We have a project with a pretty considerable number of EJB 2 stateless session beans which were created quite a long time ago. These are not the first-line beans which are accessed from our client via RMI, rather they are used by that code to perform specific functions. However, I've come to believe that there's nothing to be gained by having them as session beans at all.

Why should these not all just be classes with a couple of static functions and no EJB trappings at all?

Upvotes: 1

Views: 363

Answers (2)

Jonathan Holloway
Jonathan Holloway

Reputation: 63652

There seems to be no reason why they shouldn't just be simple POJO's rather than stateless session beans. I think this is the conclusion that people came to after using EJB 1.x in this manner as well.

It's also the reason why frameworks such as Spring exist as an alternative to EJB's.

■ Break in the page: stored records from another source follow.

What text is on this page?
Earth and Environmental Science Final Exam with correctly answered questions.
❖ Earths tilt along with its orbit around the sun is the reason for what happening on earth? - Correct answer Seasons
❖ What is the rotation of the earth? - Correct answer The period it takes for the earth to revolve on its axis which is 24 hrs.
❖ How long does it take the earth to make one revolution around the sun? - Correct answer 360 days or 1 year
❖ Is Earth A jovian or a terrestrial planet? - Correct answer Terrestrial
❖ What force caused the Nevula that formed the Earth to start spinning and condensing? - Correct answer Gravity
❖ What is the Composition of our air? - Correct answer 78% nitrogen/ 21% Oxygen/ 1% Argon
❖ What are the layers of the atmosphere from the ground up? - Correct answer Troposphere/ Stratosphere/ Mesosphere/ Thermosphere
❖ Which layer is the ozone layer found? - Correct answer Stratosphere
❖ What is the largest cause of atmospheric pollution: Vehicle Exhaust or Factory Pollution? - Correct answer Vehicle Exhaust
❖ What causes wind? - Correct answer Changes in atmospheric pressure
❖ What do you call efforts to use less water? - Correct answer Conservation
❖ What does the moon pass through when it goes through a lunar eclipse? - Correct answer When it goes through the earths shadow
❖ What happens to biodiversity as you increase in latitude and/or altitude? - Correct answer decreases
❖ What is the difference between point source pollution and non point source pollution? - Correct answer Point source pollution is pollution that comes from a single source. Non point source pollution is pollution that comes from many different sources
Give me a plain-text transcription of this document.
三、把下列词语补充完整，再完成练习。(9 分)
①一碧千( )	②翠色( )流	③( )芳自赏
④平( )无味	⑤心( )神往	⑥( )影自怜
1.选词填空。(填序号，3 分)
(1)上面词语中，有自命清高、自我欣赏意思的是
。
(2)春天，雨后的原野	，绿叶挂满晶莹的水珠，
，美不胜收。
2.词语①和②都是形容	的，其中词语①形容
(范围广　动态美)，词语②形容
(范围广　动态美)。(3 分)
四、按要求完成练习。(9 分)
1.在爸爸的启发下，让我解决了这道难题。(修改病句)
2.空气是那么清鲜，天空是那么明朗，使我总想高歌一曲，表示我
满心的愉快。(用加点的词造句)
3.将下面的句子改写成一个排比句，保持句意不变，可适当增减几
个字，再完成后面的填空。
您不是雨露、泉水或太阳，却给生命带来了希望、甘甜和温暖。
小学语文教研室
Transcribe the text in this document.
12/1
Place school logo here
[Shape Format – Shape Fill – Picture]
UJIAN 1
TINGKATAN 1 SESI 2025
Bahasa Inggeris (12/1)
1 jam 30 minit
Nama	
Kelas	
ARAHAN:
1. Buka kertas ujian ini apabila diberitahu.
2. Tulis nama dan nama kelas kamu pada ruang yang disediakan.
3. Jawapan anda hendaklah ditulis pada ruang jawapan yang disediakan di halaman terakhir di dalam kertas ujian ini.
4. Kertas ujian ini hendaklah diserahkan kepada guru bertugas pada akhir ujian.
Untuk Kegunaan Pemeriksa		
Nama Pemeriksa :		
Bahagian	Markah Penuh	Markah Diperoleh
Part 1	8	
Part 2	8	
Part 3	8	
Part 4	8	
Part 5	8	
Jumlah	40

I'd say change them over to be just standard POJO's, but make sure you have a safety net of unit and functional tests (which might be a little bit harder with EJB's) to help you.

Upvotes: 1

Yishai
Yishai

Reputation: 91871

The only reason I can see is for clustering purposes (if you are doing clustering). That is the hand off to those beans could be on another VM on another machine if clustering is being done right to spread the load around.

That is likely not the case, and the movement to EJB's was just over-engineering. I'm suffering with that too.

Even transactions aren't really enough to justify it, you can have a single EJB that handles the transactions and call the different code through it via a Command type pattern.